Pengharapan yang Benar dan Pengharapan yang Salah
Ar-Roja’ atau pengharapan adalah bagian dari ibadah hati kepada Allah Ta’ala. Allah Ta’ala mencintai dan menganjurkan pada sikap pengharapan yang benar. Sikap pengharapan yang benar adalah berharap pahala dari Allah ketika beramal sholih secara ikhlas dan sesuai tuntunan Rasulullah shollallahu alaihi wasallam. Termasuk pengharapan yang benar adalah seorang yang terjatuh dalam suatu dosa, kemudian ia tersadar, benar-benar menyesal, meninggalkan perbuatan dosa itu, bertekad untuk tidak mengulangi lagi selamanya, ia berharap ampunan dan rahmat Allah Ta’ala.
Artinya, pengharapan yang benar adalah niat tulus dari hati yang diiringi dengan menempuh prosedur yang benar sesuai petunjuk dari Allah dan Rasul-Nya. Pengharapan harus diiringi dengan amal. Harus ada bukti bahwa pengharapan itu memang jujur.
Sedangkan sekedar berharap namun tidak mau beramal, itu hanya khayalan dan angan-angan kosong. Berharap surga tapi tidak mau ibadah dengan benar, tidak mau meninggalkan larangan Allah. Itu pengharapan yang dusta.
Ibnu Qoyyim al-Jauziyyah rahimahullah menyatakan:
وَالرَّجَاءُ ثَلَاثَةُ أَنْوَاعٍ: نَوْعَانِ مَحْمُودَانِ، وَنَوْعٌ غَرُورٌ مَذْمُومٌ
فَالْأَوَّلَانِ رَجَاءُ رَجُلٍ عَمِلَ بِطَاعَةِ اللَّهِ عَلَى نُورٍ مِنَ اللَّهِ. فَهُوَ رَاجٍ لِثَوَابِهِ. وَرَجُلٌ أَذْنَبَ ذُنُوبًا ثُمَّ تَابَ مِنْهَا. فَهُوَ رَاجٍ لِمَغْفِرَةِ اللَّهِ تَعَالَى وَعَفْوِهِ وَإِحْسَانِهِ وَجُودِهِ وَحِلْمِهِ وَكَرَمِهِ
وَالثَّالِثُ: رَجُلٌ مُتَمَادٍ فِي التَّفْرِيطِ وَالْخَطَايَا. يَرْجُو رَحْمَةَ اللَّهِ بِلَا عَمَلٍ. فَهَذَا هُوَ الْغُرُورُ وَالتَّمَنِّي وَالرَّجَاءُ الْكَاذِبُ
Pengharapan itu ada 3 macam. Ada 2 yang terpuji (baik), sedangkan satu macam lagi adalah tipu daya dan tercela.

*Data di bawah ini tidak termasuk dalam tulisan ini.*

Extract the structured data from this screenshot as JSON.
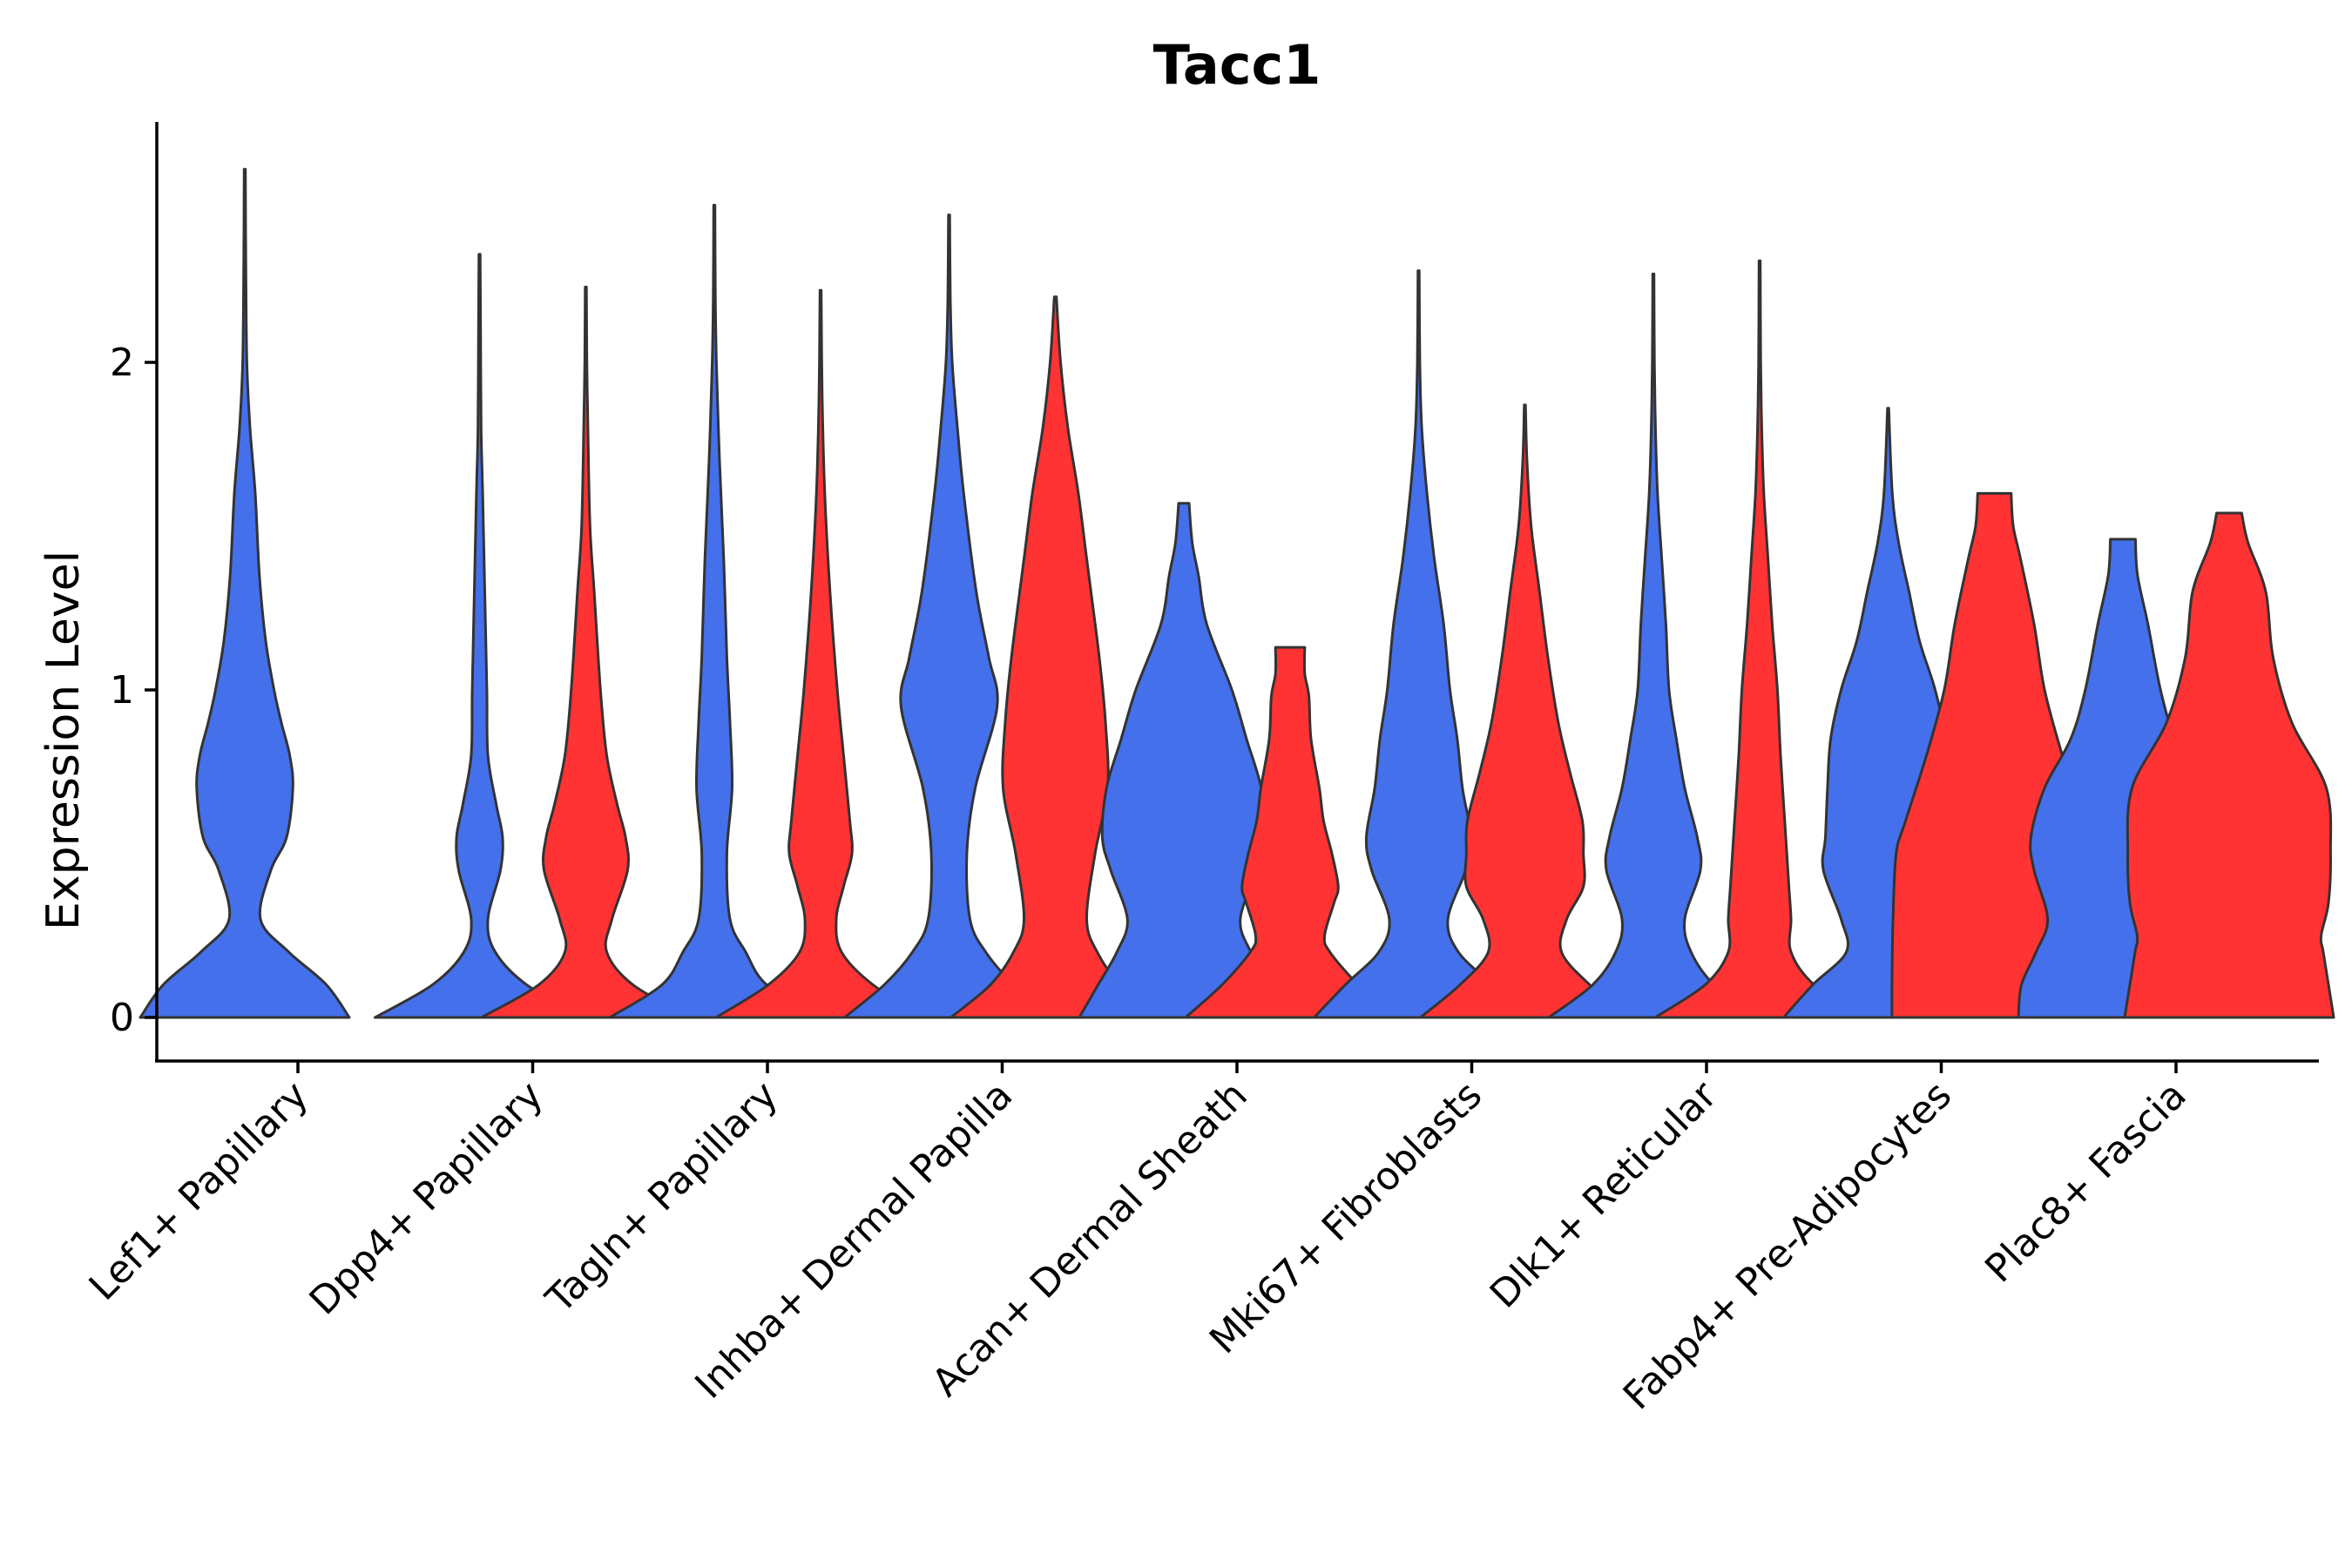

Dua macam pengharapan yang terpuji adalah (yang pertama) seorang melakukan amalan ketaatan kepada Allah berdasarkan cahaya (iman dan ilmu yang benar) dari Allah dengan berharap pahala-Nya. (yang kedua) seorang yang melakukan suatu dosa kemudian bertobat darinya. Dia mengharapkan ampunan, pemaafan, perbuatan baik, kedermawanan, kelembutan, dan kemuliaan dari Allah Ta’ala. Yang ketiga (pengharapan yang tercela, pen) adalah seorang yang terus bersikap abai dan melakukan dosa-dosa namun ia berharap rahmat Allah tanpa beramal. Ini adalah orang yang tertipu, sekedar berangan-angan, dan pengharapannya adalah dusta (Madarijus Salikin karya Ibnul Qoyyim 2/37)
Ibnul Qoyyim rahimahullah menyebutkan bahwa pengharapan yang benar adalah “berdasarkan cahaya dari Allah”. Artinya, dilandasi keimanan atau akidah yang benar dan didasarkan ilmu bahwa hal itu sesuai dengan tuntunan Nabi shollallahu alaihi wasallam.
Seorang berharap surga, namun akidahnya mengandung kekafiran, misalkan tidak meyakini takdir Allah, dia menganggap bahwa Allah tidak mengetahui sesuatu sebelum terjadinya, maka ia tidak akan bisa meraih surga. Sebagaimana pernyataan Ibnu Umar terhadap para pengingkar takdir:
وَالَّذِي يَحْلِفُ بِهِ عَبْدُ اللهِ بْنُ عُمَرَ «لَوْ أَنَّ لِأَحَدِهِمْ مِثْلَ أُحُدٍ ذَهَبًا، فَأَنْفَقَهُ مَا قَبِلَ اللهُ مِنْهُ حَتَّى يُؤْمِنَ بِالْقَدَرِ
Demi (Allah) yang Abdullah bin Umar bersumpah dengan-Nya: Kalau seandainya salah seorang dari mereka menginfakkan milik mereka berupa emas meski sebesar Uhud, tidak akan Allah terima sampai mereka beriman dengan takdir (H.R Muslim)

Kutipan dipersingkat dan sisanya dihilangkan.